#VU122420 Improper authorization in TeamViewer products - CVE-2026-23572
Published: February 5, 2026
Vulnerability identifier: #VU122420
Vulnerability risk: Medium
CVSSv4.0: CVSS:4.0/AV:N/AC:L/AT:N/PR:L/UI:N/VC:H/VI:H/VA:H/SC:N/SI:N/SA:N/E:U/U:Green
CVE-ID: CVE-2026-23572
CWE-ID: CWE-285
Exploitation vector: Remote access
Exploit availability:
No public exploit available
Vulnerable software:
TeamViewer Remote Host for Windows
TeamViewer Remote Full Client for Windows
TeamViewer Full Client for Linux
TeamViewer Full Client for macOS
TeamViewer Host for Linux
TeamViewer Host for macOS
TeamViewer Remote Host for Windows
TeamViewer Remote Full Client for Windows
TeamViewer Full Client for Linux
TeamViewer Full Client for macOS
TeamViewer Host for Linux
TeamViewer Host for macOS
Software vendor:
TeamViewer
TeamViewer
Description
The vulnerability allows a remote user to bypass authorization checks.
The vulnerability exists due to improper authorization checks when "Allow after confirmation" option is selected.
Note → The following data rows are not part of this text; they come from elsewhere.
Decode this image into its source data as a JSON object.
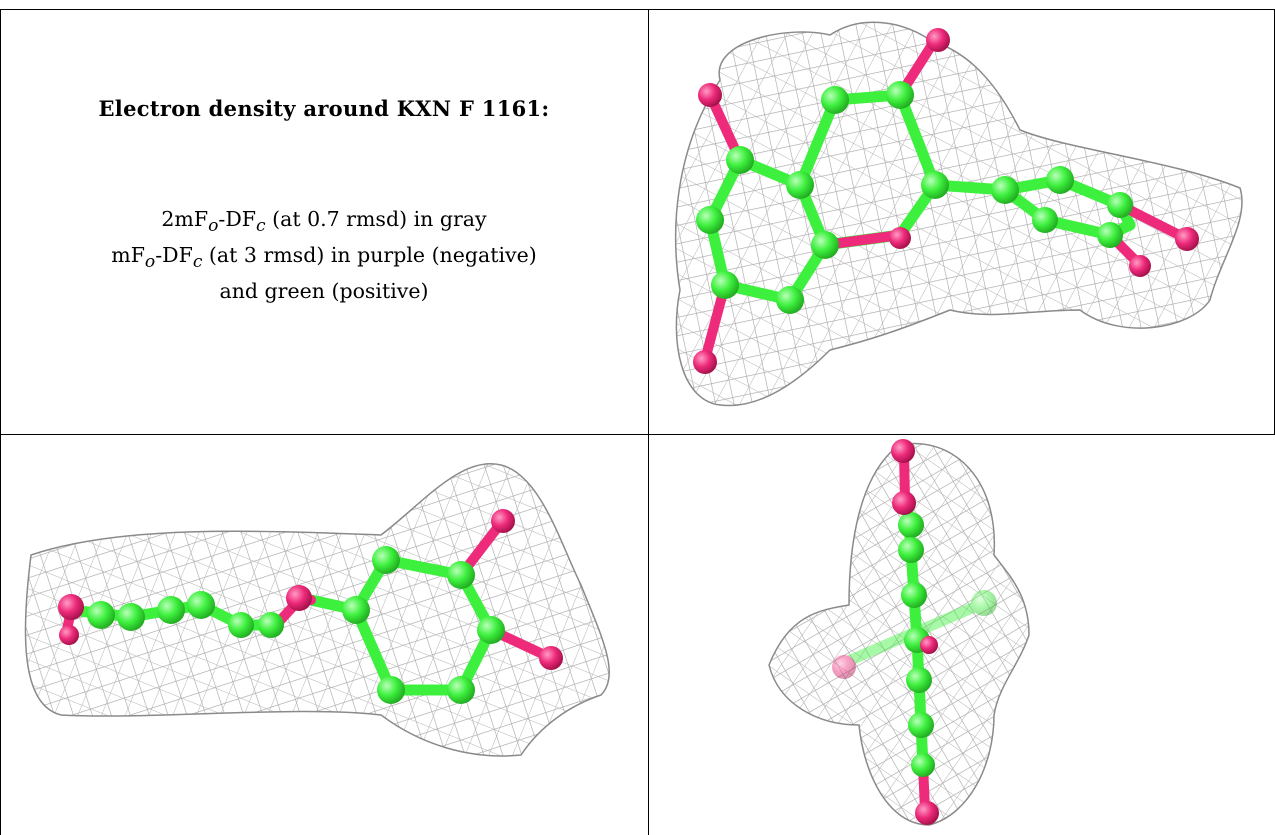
{
  "legend": {
    "title": "Electron density around KXN F 1161:",
    "line1": {
      "a": "2mF",
      "a_sub": "o",
      "b": "-DF",
      "b_sub": "c",
      "rest": " (at 0.7 rmsd) in gray"
    },
    "line2": {
      "a": "mF",
      "a_sub": "o",
      "b": "-DF",
      "b_sub": "c",
      "rest": " (at 3 rmsd) in purple (negative)"
    },
    "line3": "and green (positive)"
  },
  "colors": {
    "mesh": "#9a9a9a",
    "carbon": "#3ef03e",
    "carbon_dark": "#1fb81f",
    "oxygen": "#ee2a7b",
    "oxygen_dark": "#b0124f",
    "border": "#000000"
  },
  "panels": [
    {
      "name": "view-front",
      "icon": "electron-density-mesh-icon"
    },
    {
      "name": "view-side",
      "icon": "electron-density-mesh-icon"
    },
    {
      "name": "view-edge",
      "icon": "electron-density-mesh-icon"
    }
  ]
}
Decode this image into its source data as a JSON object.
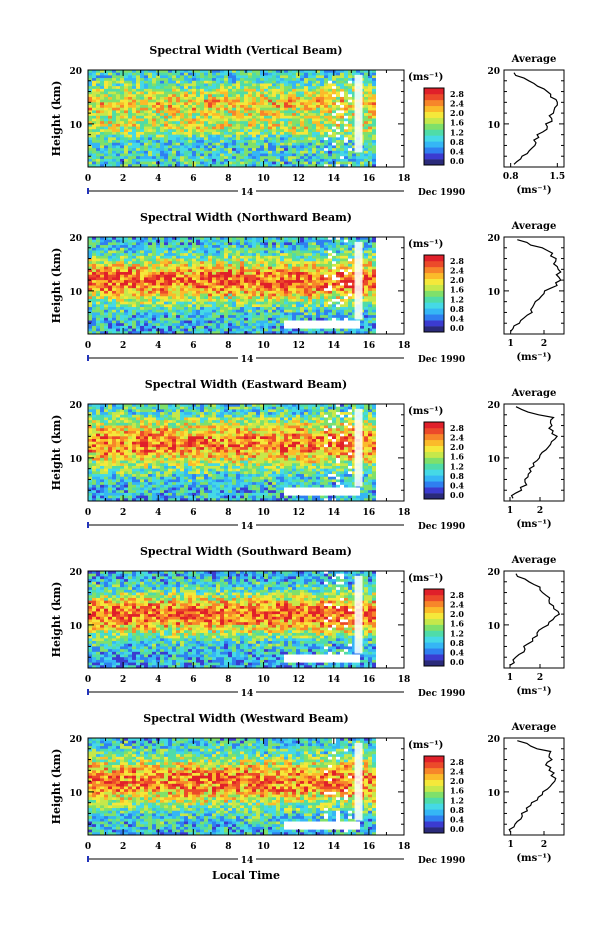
{
  "figure": {
    "xlabel": "Local Time",
    "date_label": "Dec 1990",
    "day_label": "14"
  },
  "colorbar": {
    "unit": "(ms⁻¹)",
    "ticks": [
      "0.0",
      "0.4",
      "0.8",
      "1.2",
      "1.6",
      "2.0",
      "2.4",
      "2.8"
    ],
    "colors": [
      "#2a2a7a",
      "#3b3bd0",
      "#2f7ff0",
      "#35b6f5",
      "#45d9e6",
      "#4fdca8",
      "#7fe06a",
      "#c6e84a",
      "#f5e83a",
      "#fbbb2a",
      "#f7862a",
      "#ec4a2a",
      "#e0202a"
    ]
  },
  "chart_data": [
    {
      "type": "heatmap",
      "title": "Spectral Width (Vertical Beam)",
      "ylabel": "Height (km)",
      "x_ticks": [
        "0",
        "2",
        "4",
        "6",
        "8",
        "10",
        "12",
        "14",
        "16",
        "18"
      ],
      "y_ticks": [
        "10",
        "20"
      ],
      "xlim": [
        0,
        18
      ],
      "ylim": [
        2,
        20
      ],
      "avg_profile": {
        "title": "Average",
        "xlabel": "(ms⁻¹)",
        "x_ticks": [
          "0.8",
          "1.5"
        ],
        "y_ticks": [
          "10",
          "20"
        ],
        "xlim": [
          0.7,
          1.6
        ],
        "height": [
          2.5,
          3.5,
          4.5,
          5.5,
          6.5,
          7.5,
          8.5,
          9.5,
          10.5,
          11.5,
          12.5,
          13.5,
          14.5,
          15.5,
          16.5,
          17.5,
          18.5,
          19.5
        ],
        "values": [
          0.85,
          0.95,
          1.05,
          1.12,
          1.18,
          1.22,
          1.28,
          1.35,
          1.42,
          1.38,
          1.45,
          1.5,
          1.48,
          1.4,
          1.3,
          1.15,
          1.0,
          0.85
        ]
      }
    },
    {
      "type": "heatmap",
      "title": "Spectral Width (Northward Beam)",
      "ylabel": "Height (km)",
      "x_ticks": [
        "0",
        "2",
        "4",
        "6",
        "8",
        "10",
        "12",
        "14",
        "16",
        "18"
      ],
      "y_ticks": [
        "10",
        "20"
      ],
      "xlim": [
        0,
        18
      ],
      "ylim": [
        2,
        20
      ],
      "avg_profile": {
        "title": "Average",
        "xlabel": "(ms⁻¹)",
        "x_ticks": [
          "1",
          "2"
        ],
        "y_ticks": [
          "10",
          "20"
        ],
        "xlim": [
          0.8,
          2.6
        ],
        "height": [
          2.5,
          3.5,
          4.5,
          5.5,
          6.5,
          7.5,
          8.5,
          9.5,
          10.5,
          11.5,
          12.5,
          13.5,
          14.5,
          15.5,
          16.5,
          17.5,
          18.5,
          19.5
        ],
        "values": [
          1.0,
          1.1,
          1.3,
          1.5,
          1.6,
          1.7,
          1.85,
          2.0,
          2.2,
          2.35,
          2.45,
          2.5,
          2.4,
          2.35,
          2.2,
          2.1,
          1.6,
          1.2
        ]
      }
    },
    {
      "type": "heatmap",
      "title": "Spectral Width (Eastward Beam)",
      "ylabel": "Height (km)",
      "x_ticks": [
        "0",
        "2",
        "4",
        "6",
        "8",
        "10",
        "12",
        "14",
        "16",
        "18"
      ],
      "y_ticks": [
        "10",
        "20"
      ],
      "xlim": [
        0,
        18
      ],
      "ylim": [
        2,
        20
      ],
      "avg_profile": {
        "title": "Average",
        "xlabel": "(ms⁻¹)",
        "x_ticks": [
          "1",
          "2"
        ],
        "y_ticks": [
          "10",
          "20"
        ],
        "xlim": [
          0.8,
          2.8
        ],
        "height": [
          2.5,
          3.5,
          4.5,
          5.5,
          6.5,
          7.5,
          8.5,
          9.5,
          10.5,
          11.5,
          12.5,
          13.5,
          14.5,
          15.5,
          16.5,
          17.5,
          18.5,
          19.5
        ],
        "values": [
          1.1,
          1.2,
          1.35,
          1.5,
          1.6,
          1.7,
          1.8,
          1.9,
          2.0,
          2.2,
          2.35,
          2.5,
          2.4,
          2.3,
          2.35,
          2.45,
          1.6,
          1.2
        ]
      }
    },
    {
      "type": "heatmap",
      "title": "Spectral Width (Southward Beam)",
      "ylabel": "Height (km)",
      "x_ticks": [
        "0",
        "2",
        "4",
        "6",
        "8",
        "10",
        "12",
        "14",
        "16",
        "18"
      ],
      "y_ticks": [
        "10",
        "20"
      ],
      "xlim": [
        0,
        18
      ],
      "ylim": [
        2,
        20
      ],
      "avg_profile": {
        "title": "Average",
        "xlabel": "(ms⁻¹)",
        "x_ticks": [
          "1",
          "2"
        ],
        "y_ticks": [
          "10",
          "20"
        ],
        "xlim": [
          0.8,
          2.8
        ],
        "height": [
          2.5,
          3.5,
          4.5,
          5.5,
          6.5,
          7.5,
          8.5,
          9.5,
          10.5,
          11.5,
          12.5,
          13.5,
          14.5,
          15.5,
          16.5,
          17.5,
          18.5,
          19.5
        ],
        "values": [
          1.0,
          1.1,
          1.3,
          1.5,
          1.6,
          1.75,
          1.9,
          2.1,
          2.3,
          2.5,
          2.6,
          2.45,
          2.3,
          2.2,
          2.0,
          1.8,
          1.5,
          1.2
        ]
      }
    },
    {
      "type": "heatmap",
      "title": "Spectral Width (Westward Beam)",
      "ylabel": "Height (km)",
      "x_ticks": [
        "0",
        "2",
        "4",
        "6",
        "8",
        "10",
        "12",
        "14",
        "16",
        "18"
      ],
      "y_ticks": [
        "10",
        "20"
      ],
      "xlim": [
        0,
        18
      ],
      "ylim": [
        2,
        20
      ],
      "avg_profile": {
        "title": "Average",
        "xlabel": "(ms⁻¹)",
        "x_ticks": [
          "1",
          "2"
        ],
        "y_ticks": [
          "10",
          "20"
        ],
        "xlim": [
          0.8,
          2.6
        ],
        "height": [
          2.5,
          3.5,
          4.5,
          5.5,
          6.5,
          7.5,
          8.5,
          9.5,
          10.5,
          11.5,
          12.5,
          13.5,
          14.5,
          15.5,
          16.5,
          17.5,
          18.5,
          19.5
        ],
        "values": [
          1.0,
          1.1,
          1.2,
          1.35,
          1.5,
          1.6,
          1.8,
          1.95,
          2.1,
          2.25,
          2.35,
          2.3,
          2.2,
          2.1,
          2.15,
          2.2,
          1.6,
          1.2
        ]
      }
    }
  ]
}
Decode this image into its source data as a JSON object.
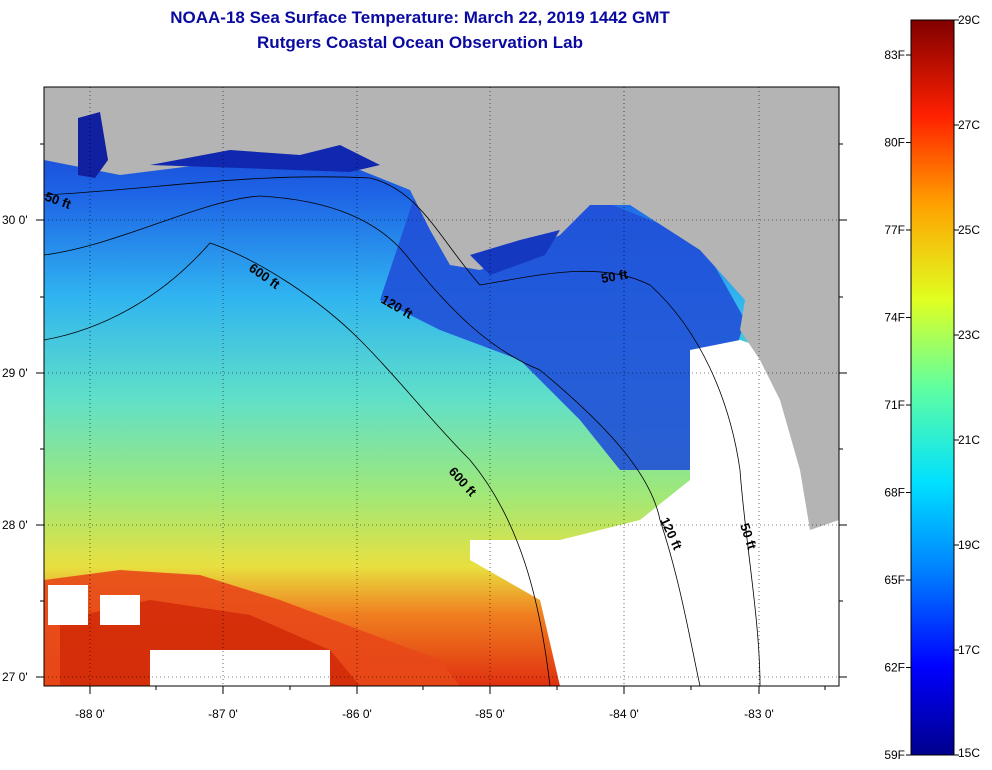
{
  "title": {
    "line1": "NOAA-18 Sea Surface Temperature:  March 22, 2019 1442 GMT",
    "line2": "Rutgers Coastal Ocean Observation Lab"
  },
  "map": {
    "lon_labels": [
      "-88 0'",
      "-87 0'",
      "-86 0'",
      "-85 0'",
      "-84 0'",
      "-83 0'"
    ],
    "lat_labels": [
      "30 0'",
      "29 0'",
      "28 0'",
      "27 0'"
    ],
    "depth_labels": [
      "50 ft",
      "600 ft",
      "120 ft",
      "50 ft",
      "600 ft",
      "120 ft",
      "50 ft"
    ],
    "colors": {
      "land": "#b4b4b4",
      "cloud": "#ffffff"
    }
  },
  "colorbar": {
    "celsius": [
      "29C",
      "27C",
      "25C",
      "23C",
      "21C",
      "19C",
      "17C",
      "15C"
    ],
    "fahrenheit": [
      "83F",
      "80F",
      "77F",
      "74F",
      "71F",
      "68F",
      "65F",
      "62F",
      "59F"
    ],
    "range_c": [
      15,
      29
    ]
  }
}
A remote authenticated user can bypass additional access control and gain access to the system without an additional user consent.
Note, the attacker needs to be authenticated for the remote session via ID/password, Session Link, or Easy Access as a prerequisite to exploit this vulnerability.
Remediation
Install updates from vendor's website.